Rinnovo CCNL: Aumenti da 188€ al Mese e Arretrati di 2.275€. Cosa Cambia dal 2027 per Polizia e Militari

Si è conclusa con la firma definitiva l’intesa per il rinnovo del contratto del comparto Sicurezza e Difesa relativo al triennio 2025-2027. L’accordo introduce incrementi economici, arretrati e una serie di novità normative che interesseranno il personale delle Forze di polizia e degli altri corpi del comparto.

L’obiettivo del rinnovo è adeguare le retribuzioni, rafforzare le tutele per i lavoratori e avviare un confronto su alcuni temi strategici, come la previdenza dedicata.

Aumenti medi fino a 188 euro lordi mensili

Il rinnovo prevede un incremento medio lordo di 188 euro al mese.

Gli aumenti saranno composti sia dalla crescita dello stipendio tabellare sia dell’indennità pensionabile, con effetti permanenti anche sul trattamento previdenziale.

Per gli appartenenti alla qualifica iniziale di Agente, l’incremento complessivo dal 1° gennaio 2027 sarà pari a 145,51 euro lordi mensili.

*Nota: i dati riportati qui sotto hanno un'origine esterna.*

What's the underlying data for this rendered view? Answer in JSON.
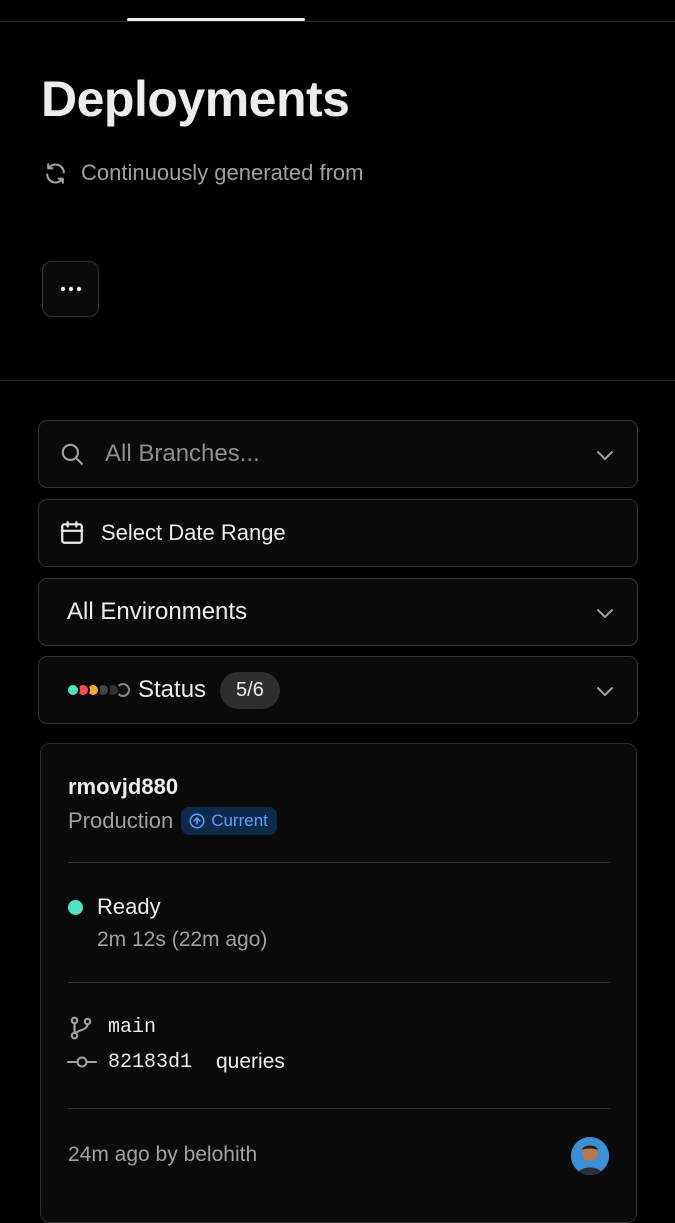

Al netto delle ritenute previdenziali, fiscali e delle addizionali regionali e comunali, l’aumento corrisponderà a circa 100 euro netti al mese.

Per le qualifiche superiori gli importi cresceranno progressivamente, secondo la seguente tabella prevista dall’accordo:

Arretrati medi di 2.275 euro

Oltre agli aumenti in busta paga, il contratto riconosce anche gli arretrati maturati nel biennio 2025-2026.

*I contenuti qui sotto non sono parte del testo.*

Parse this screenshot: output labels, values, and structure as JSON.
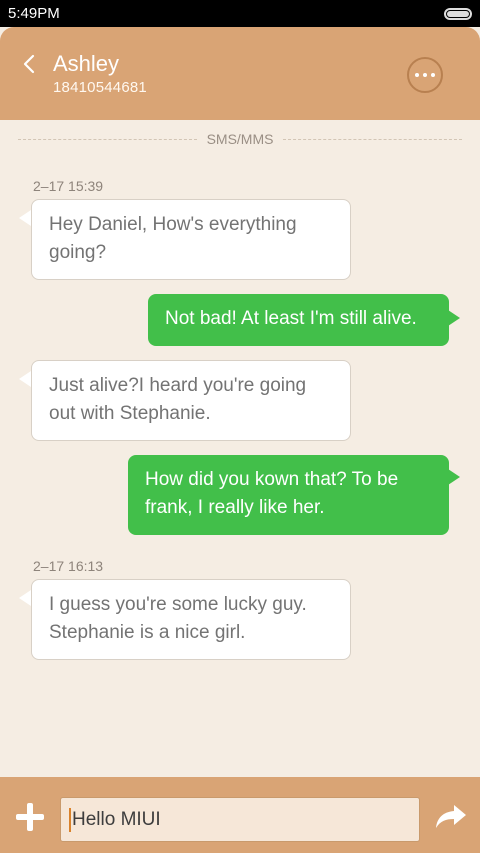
{
  "status_bar": {
    "time": "5:49PM"
  },
  "header": {
    "contact_name": "Ashley",
    "contact_number": "18410544681"
  },
  "divider_label": "SMS/MMS",
  "timestamps": [
    "2–17 15:39",
    "2–17 16:13"
  ],
  "messages": [
    {
      "direction": "incoming",
      "line1": "Hey Daniel, How's everything",
      "line2": "going?"
    },
    {
      "direction": "outgoing",
      "line1": "Not bad! At least I'm still alive."
    },
    {
      "direction": "incoming",
      "line1": "Just  alive?I heard you're going",
      "line2": "out with Stephanie."
    },
    {
      "direction": "outgoing",
      "line1": "How did you kown that? To be",
      "line2": "frank, I really like her."
    },
    {
      "direction": "incoming",
      "line1": "I guess you're some lucky guy.",
      "line2": "Stephanie is a nice girl."
    }
  ],
  "composer": {
    "text": "Hello MIUI"
  },
  "colors": {
    "header_bg": "#d9a475",
    "chat_bg": "#f5ede3",
    "outgoing_bubble": "#42bf4a",
    "incoming_bubble": "#ffffff"
  },
  "icons": [
    "back-arrow-icon",
    "more-icon",
    "plus-icon",
    "send-icon",
    "battery-icon"
  ]
}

L’importo medio indicato è pari a 2.275 euro lordi, che saranno corrisposti nel mese di gennaio 2027.

L’ammontare effettivamente liquidato varierà in base alla qualifica rivestita e dovrà essere ridotto dell’Indennità di Vacanza Contrattuale (IVC) già percepita durante il periodo di vacanza del rinnovo.

Più tutele per famiglia, studio e salute

Il contratto non interviene soltanto sulla parte economica.

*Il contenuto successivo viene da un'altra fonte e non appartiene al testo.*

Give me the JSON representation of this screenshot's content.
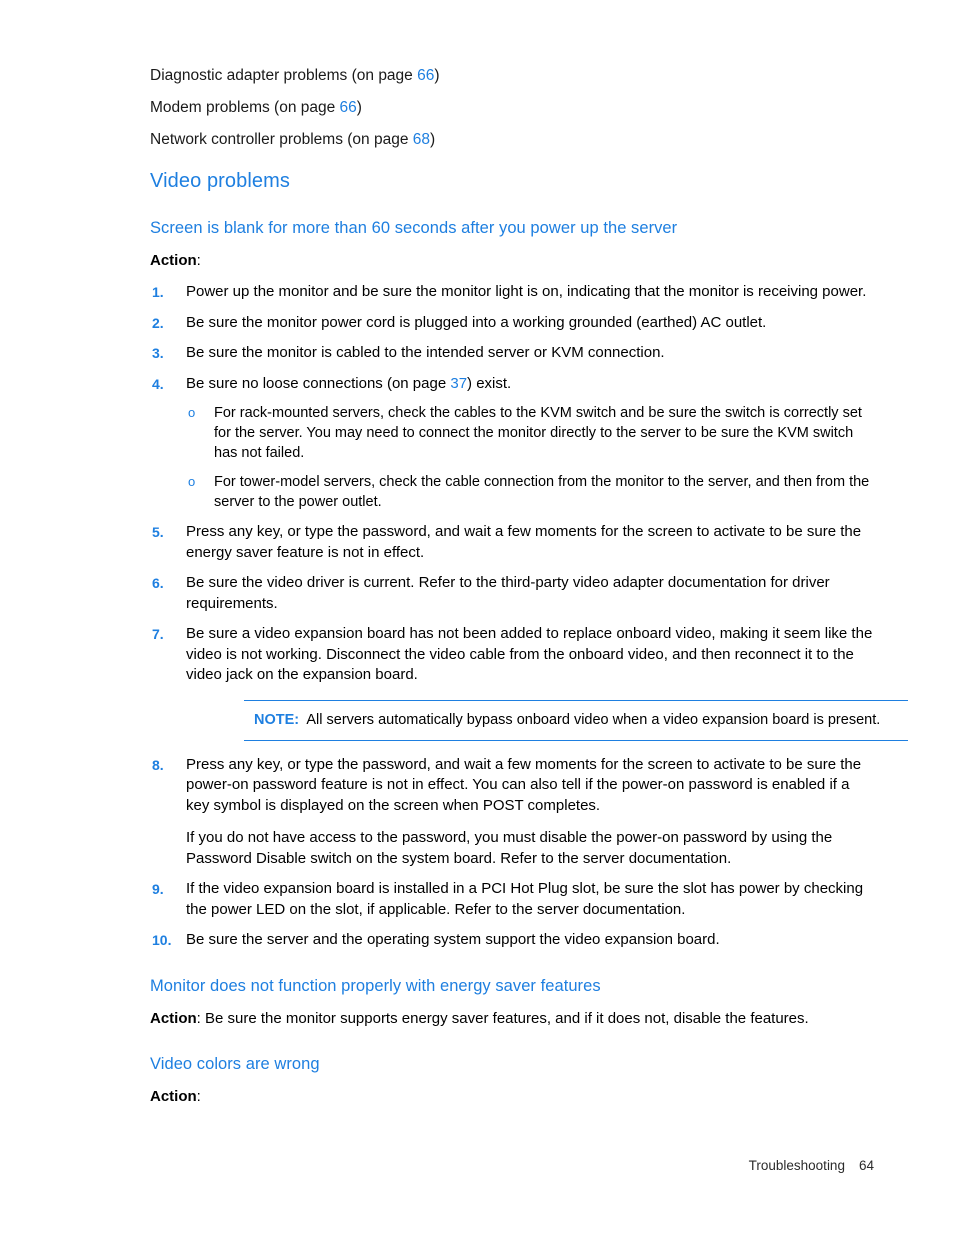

Tra le principali novità figurano il rafforzamento delle tutele per la genitorialità, l’ampliamento dei congedi parentali, maggiori garanzie in caso di malattia dei figli, chiarimenti sull’esercizio del diritto allo studio e l’introduzione del congedo straordinario destinato ai lavoratori che effettuano una donazione di organi.

Previdenza dedicata e nuove risorse dal 2027

Secondo quanto comunicato dal segretario generale del Coisp, Domenico Pianese, il Governo si è inoltre impegnato ad aprire entro 90 giorni un tavolo interministeriale dedicato alla previdenza del comparto Sicurezza e Difesa.

L’Esecutivo ha inoltre annunciato l’intenzione di individuare, già con la legge di Bilancio 2027, ulteriori risorse per incrementare le indennità operative, valorizzare la specificità del comparto e verificare l’andamento delle retribuzioni contrattuali rispetto a quelle effettivamente percepite, con l’obiettivo di introdurre eventuali ulteriori correttivi economici.